Only two years earlier, the Chapel Hill-Carrboro school board and a local parents group had worked out a compromise that would allow students to get condoms through the school, but with important limits, such as a parental ''opt out'' provision.
This summer, the North Carolina legislature finalized a major overhaul of the state's sex-education guidelines. Middle and high schools must now teach that abstinence is the best way to avoid pregnancy and sexually transmitted diseases. Comprehensive sex education may not be introduced into a school without a public hearing. The failure rates of contraceptives must be discussed, and no contraceptives may be distributed at schools.
North Carolina is not alone in its swing toward an abstinence-based curriculum. According to a study released this week by the National Abortion and Reproductive Rights Action League (NARAL), four states - North Carolina, Texas, Mississippi, and Oklahoma - have passed laws in the past two years requiring the teaching of abstinence, while not mandating broader instruction on how to prevent pregnancy and disease. South Dakota also repealed a law requiring schools to teach AIDS prevention.
In 12 other states, at least one chamber of the legislature has passed restrictive legislation on sex education.
''At a time when America leads the developed world in teen-pregnancy rates, a new and frightening trend is emerging,'' Kate Michelman, president of NARAL, told journalists. ''All over this nation, the right wing is working to prohibit comprehensive sexuality education in schools, even though our teens desperately need information and skills to postpone sexual activity and protect against disease and pregnancy.''
The issue cuts to the heart of a central debate in Washington: how to address the nation's epidemic of out-of-wedlock births and an abortion rate that ranks No. 1 among developed Western nations. Conservatives, including the politically energized Christian right, want most talk of sexuality removed from schools and left up to parents.

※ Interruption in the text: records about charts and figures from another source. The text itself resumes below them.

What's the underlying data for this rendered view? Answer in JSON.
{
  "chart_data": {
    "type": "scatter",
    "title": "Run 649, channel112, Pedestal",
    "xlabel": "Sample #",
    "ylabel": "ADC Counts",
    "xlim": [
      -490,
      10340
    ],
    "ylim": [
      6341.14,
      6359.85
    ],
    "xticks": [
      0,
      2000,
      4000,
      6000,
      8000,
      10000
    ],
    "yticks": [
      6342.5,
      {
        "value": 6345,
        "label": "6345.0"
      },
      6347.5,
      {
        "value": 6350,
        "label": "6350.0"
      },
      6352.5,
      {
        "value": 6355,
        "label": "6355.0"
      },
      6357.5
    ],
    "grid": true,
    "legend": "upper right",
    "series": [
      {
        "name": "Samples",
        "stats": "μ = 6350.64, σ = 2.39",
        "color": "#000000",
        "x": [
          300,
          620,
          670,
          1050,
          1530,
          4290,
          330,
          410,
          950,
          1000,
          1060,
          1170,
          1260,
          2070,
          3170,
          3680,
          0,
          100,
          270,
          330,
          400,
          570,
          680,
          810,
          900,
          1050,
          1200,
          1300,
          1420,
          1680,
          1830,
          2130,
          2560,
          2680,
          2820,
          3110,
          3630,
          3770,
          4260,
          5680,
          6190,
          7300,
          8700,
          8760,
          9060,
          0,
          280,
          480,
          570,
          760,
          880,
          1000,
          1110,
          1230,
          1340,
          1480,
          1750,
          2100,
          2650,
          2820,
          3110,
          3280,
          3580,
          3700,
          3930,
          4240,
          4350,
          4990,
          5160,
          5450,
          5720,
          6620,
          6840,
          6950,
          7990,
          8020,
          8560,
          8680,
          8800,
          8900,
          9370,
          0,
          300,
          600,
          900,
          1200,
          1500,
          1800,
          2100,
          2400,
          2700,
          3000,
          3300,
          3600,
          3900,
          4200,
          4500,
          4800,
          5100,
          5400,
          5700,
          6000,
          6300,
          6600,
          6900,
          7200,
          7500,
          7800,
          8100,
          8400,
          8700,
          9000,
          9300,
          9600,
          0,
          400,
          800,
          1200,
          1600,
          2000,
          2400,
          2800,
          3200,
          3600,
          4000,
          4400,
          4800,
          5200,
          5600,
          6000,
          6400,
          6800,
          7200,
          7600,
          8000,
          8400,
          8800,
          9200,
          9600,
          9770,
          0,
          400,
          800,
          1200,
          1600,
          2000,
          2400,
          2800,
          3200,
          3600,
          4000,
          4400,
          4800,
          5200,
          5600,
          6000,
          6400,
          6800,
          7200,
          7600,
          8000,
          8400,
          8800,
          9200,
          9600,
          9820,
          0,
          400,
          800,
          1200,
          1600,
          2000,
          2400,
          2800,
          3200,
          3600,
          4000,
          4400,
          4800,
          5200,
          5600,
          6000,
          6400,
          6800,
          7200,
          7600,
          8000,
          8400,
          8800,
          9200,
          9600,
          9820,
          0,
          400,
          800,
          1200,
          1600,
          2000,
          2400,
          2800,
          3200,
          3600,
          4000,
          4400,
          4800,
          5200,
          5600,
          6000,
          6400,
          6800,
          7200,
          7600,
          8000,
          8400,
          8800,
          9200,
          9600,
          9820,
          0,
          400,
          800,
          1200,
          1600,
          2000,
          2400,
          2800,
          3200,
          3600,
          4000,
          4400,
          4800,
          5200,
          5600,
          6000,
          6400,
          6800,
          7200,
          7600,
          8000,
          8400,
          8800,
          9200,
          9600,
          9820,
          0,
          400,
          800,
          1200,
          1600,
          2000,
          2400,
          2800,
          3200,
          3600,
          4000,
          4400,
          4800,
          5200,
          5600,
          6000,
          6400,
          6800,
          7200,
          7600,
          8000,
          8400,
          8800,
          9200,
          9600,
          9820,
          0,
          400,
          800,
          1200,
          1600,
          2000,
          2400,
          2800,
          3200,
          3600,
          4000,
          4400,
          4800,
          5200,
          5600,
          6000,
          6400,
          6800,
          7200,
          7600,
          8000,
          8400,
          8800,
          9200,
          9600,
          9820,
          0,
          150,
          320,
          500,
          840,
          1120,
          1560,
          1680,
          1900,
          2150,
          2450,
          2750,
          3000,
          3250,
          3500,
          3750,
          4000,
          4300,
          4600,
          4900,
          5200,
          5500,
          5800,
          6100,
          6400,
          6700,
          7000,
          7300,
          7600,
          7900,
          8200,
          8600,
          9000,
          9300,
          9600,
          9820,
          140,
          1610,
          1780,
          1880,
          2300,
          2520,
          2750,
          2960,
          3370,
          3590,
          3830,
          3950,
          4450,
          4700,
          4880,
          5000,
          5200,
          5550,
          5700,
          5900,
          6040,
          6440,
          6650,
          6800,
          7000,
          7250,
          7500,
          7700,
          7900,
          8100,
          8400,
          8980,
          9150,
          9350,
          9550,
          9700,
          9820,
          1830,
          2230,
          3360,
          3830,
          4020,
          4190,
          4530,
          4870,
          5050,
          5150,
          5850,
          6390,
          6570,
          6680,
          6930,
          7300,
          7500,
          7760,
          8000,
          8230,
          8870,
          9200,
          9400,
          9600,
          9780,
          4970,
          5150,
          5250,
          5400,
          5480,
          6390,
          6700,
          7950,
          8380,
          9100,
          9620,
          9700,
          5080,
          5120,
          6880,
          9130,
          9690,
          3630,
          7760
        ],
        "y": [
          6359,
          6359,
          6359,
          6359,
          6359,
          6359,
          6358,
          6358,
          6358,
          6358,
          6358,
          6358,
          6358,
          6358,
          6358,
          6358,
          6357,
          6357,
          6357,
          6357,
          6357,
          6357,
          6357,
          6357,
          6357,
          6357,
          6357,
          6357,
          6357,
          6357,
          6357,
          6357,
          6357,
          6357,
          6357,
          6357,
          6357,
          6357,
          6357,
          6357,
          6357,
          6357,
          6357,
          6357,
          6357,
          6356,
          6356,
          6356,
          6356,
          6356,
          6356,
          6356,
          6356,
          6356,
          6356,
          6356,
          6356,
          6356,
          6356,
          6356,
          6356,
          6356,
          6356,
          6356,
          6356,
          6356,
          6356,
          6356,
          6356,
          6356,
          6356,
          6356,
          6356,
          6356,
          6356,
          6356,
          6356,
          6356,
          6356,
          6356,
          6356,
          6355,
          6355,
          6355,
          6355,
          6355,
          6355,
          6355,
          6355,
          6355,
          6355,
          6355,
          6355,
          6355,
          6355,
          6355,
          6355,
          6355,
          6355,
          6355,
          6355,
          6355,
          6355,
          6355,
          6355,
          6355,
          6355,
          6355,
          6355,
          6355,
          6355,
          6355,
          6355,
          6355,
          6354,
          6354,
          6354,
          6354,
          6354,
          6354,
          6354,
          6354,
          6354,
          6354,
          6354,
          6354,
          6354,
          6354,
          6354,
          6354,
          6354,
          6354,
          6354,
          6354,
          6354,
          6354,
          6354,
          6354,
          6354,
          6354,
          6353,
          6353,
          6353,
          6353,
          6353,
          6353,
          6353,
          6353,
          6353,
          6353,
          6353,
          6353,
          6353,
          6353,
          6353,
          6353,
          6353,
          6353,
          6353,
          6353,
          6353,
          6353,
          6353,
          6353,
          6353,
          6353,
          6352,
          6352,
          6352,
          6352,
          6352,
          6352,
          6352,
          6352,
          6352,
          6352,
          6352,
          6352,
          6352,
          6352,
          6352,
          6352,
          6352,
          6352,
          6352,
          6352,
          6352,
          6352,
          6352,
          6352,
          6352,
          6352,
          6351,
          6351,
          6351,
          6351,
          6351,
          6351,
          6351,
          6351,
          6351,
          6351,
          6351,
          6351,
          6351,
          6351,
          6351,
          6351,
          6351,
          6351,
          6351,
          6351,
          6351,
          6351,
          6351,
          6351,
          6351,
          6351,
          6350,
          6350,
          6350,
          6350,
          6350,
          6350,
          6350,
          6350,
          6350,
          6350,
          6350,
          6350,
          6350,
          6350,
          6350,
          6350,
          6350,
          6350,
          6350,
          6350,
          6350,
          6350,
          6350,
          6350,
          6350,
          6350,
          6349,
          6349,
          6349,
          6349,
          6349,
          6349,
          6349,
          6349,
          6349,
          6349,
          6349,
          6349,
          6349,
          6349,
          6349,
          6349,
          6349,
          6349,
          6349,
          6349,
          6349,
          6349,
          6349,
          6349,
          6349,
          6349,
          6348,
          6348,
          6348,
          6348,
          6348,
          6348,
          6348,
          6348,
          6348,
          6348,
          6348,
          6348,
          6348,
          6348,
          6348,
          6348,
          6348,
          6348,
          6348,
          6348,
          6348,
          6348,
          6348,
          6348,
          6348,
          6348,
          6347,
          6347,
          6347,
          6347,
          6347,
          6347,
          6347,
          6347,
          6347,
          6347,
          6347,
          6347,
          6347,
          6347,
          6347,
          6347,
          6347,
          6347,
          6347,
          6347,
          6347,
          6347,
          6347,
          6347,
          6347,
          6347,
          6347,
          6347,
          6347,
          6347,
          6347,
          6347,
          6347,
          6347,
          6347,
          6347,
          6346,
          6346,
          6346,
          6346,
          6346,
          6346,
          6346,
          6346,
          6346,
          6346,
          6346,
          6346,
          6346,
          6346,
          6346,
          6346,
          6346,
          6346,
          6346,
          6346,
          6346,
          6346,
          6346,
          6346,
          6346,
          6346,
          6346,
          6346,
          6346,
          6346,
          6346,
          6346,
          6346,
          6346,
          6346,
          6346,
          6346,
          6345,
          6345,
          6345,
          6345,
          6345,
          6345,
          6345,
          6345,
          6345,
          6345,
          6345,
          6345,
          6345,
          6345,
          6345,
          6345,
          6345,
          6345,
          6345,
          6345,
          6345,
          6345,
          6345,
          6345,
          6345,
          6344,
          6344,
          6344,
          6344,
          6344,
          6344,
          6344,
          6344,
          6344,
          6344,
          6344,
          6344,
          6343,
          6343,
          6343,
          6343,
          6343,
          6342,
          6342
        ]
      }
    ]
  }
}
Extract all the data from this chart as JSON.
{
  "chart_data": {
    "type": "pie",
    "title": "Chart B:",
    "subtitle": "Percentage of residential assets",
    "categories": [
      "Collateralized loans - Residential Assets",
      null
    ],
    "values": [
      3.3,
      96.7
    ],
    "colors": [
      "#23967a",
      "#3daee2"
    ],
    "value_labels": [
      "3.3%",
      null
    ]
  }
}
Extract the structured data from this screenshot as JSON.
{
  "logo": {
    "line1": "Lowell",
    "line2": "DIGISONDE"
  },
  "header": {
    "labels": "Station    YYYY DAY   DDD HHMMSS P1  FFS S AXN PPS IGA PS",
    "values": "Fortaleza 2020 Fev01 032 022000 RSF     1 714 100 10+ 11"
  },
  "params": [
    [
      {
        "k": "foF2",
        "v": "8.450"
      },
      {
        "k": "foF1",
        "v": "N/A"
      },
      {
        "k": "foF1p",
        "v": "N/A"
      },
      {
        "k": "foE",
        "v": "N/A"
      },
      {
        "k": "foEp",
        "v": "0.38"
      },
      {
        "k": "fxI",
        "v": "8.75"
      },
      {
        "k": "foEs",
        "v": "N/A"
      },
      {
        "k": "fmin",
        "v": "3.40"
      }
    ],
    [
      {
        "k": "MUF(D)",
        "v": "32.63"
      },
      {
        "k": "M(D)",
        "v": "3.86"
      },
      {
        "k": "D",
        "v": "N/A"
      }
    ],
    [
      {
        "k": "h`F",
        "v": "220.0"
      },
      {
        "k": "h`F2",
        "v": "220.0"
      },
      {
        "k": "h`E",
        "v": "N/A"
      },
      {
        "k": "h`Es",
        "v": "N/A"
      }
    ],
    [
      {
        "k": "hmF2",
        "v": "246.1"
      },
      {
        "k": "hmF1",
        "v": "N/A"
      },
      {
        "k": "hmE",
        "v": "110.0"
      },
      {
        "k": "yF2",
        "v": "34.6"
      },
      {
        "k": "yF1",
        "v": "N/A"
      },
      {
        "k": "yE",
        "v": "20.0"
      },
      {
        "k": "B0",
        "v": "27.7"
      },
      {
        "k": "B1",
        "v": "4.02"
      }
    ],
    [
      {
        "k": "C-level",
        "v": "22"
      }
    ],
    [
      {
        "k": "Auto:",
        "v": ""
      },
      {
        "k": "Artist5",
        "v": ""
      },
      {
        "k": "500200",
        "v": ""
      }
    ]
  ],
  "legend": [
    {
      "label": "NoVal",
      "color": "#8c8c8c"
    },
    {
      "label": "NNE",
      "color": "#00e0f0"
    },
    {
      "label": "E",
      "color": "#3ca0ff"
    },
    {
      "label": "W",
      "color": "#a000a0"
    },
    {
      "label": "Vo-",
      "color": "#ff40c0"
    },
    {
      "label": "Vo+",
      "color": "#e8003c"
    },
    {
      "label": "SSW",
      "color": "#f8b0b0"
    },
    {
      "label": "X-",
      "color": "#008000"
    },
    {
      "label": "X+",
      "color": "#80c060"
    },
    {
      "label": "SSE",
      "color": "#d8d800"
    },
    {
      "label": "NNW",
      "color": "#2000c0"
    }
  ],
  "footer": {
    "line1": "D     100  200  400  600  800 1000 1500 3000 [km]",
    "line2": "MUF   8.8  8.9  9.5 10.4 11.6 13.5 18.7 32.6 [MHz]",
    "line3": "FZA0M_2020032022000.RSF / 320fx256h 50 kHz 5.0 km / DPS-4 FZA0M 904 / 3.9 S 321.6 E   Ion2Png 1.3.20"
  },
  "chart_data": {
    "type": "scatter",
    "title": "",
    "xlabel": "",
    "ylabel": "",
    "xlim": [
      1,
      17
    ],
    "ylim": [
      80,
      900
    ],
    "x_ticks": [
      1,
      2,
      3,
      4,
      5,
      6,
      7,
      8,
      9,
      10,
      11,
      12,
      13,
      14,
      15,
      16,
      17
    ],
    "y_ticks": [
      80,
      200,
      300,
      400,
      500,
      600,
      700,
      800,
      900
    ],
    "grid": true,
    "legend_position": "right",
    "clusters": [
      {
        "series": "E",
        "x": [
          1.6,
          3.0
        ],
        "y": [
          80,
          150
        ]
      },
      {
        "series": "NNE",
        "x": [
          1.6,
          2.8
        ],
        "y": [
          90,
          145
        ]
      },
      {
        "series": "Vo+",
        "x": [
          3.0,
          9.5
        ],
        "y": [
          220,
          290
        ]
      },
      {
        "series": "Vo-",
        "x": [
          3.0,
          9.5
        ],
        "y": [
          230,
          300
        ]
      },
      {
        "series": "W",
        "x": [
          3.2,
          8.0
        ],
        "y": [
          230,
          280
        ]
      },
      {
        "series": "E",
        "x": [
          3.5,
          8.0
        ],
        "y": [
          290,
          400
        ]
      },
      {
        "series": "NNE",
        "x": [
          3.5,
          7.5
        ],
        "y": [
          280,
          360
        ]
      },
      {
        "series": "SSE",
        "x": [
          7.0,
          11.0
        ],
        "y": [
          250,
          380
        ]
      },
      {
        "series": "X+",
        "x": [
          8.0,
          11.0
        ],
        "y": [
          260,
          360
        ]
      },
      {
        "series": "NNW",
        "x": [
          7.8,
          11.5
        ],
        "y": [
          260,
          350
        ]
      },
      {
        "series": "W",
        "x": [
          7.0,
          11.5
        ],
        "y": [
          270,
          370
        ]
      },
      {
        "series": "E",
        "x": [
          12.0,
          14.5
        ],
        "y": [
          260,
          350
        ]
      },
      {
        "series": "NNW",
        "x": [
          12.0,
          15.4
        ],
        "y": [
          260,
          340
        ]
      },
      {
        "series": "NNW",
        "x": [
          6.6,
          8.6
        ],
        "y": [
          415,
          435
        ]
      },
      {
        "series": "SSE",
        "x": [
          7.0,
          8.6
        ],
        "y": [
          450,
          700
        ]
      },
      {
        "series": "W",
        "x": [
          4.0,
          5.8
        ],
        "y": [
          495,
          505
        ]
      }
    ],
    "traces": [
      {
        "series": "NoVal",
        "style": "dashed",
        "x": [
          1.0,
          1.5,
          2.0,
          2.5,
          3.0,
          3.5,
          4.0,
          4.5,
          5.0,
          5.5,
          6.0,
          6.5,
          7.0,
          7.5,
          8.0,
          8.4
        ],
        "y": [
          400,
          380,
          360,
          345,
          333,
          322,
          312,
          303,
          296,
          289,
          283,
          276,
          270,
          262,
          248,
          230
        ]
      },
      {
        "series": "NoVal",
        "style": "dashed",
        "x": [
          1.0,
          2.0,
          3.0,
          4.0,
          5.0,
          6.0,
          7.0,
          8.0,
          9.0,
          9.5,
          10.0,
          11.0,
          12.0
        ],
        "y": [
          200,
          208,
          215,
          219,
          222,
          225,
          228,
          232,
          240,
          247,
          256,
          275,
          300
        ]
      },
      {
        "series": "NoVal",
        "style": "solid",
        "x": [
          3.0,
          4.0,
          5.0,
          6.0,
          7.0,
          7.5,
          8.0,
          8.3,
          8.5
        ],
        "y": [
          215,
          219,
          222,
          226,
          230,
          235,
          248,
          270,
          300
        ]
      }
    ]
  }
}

Advocates of comprehensive sex education argue that most parents want schools to include age-appropriate discussion of sexuality and human development in their curricula, with an option for parents to remove their children from such classes.
''Comprehensive sexuality education treats sex casually; it equates it with going to the movies or any other recreational activity,'' says state Rep. Robin Hayes, a Republican candidate for governor in North Carolina.
Mr. Hayes, whose pitch to voters centers on a return to traditional moral values, helped steer the abstinence-focused law through the legislature. He says the Chapel Hill-Carrboro program, the only one in the state that entailed condom distribution, was a symptom and not a cause of a broader problem in North Carolina.
''Parents didn't know what was being taught - that premarital sex and sex outside of marriage are acceptable,'' says Hayes.
Ken Touw, chairman of the Chapel Hill-Carrboro school board, disagrees that parents in his district were ill-informed. In fact, he says, the debate over condom distribution raised awareness in the community about the problem of teen sexual activity.
''The best thing out of this was the letter that went to each family about the danger of AIDS and urged parents to discuss it with their children,'' says Mr. Touw. He points out that during the condom program's two years in existence, fewer than 10 condoms were distributed each year.
Advocates of comprehensive sex education acknowledge that their position is more complicated than ''just say no.'' Theirs is a two-part message: that abstinence is the safest way to avoid disease and pregnancy, but if you do choose to be sexually active, use contraception.
It's the 'but' that concerns opponents of comprehensive sex ed. ''That's what kids pick up on,'' says Alan Belch, a board member of a Chapel Hill parents' group called Putting Children First.
Amid all the talk in Washington about ''devolution'' of decisionmaking to the local level - where, the theory goes, officials know best what's needed - the sex-ed issue represents a conflicting trend. When it was left up to the local board, Chapel Hill-Carrboro opted for a liberal solution, one that, Belch acknowledges, represented the majority view in the district. But the school board must now amend its policy according to the more-conservative state standards.
Belch thinks this is appropriate. ''It makes the state's approach uniform, so it will be less confusing for people who move within the state,'' he says. In addition, he says, educational curriculum is generally a state matter in North Carolina.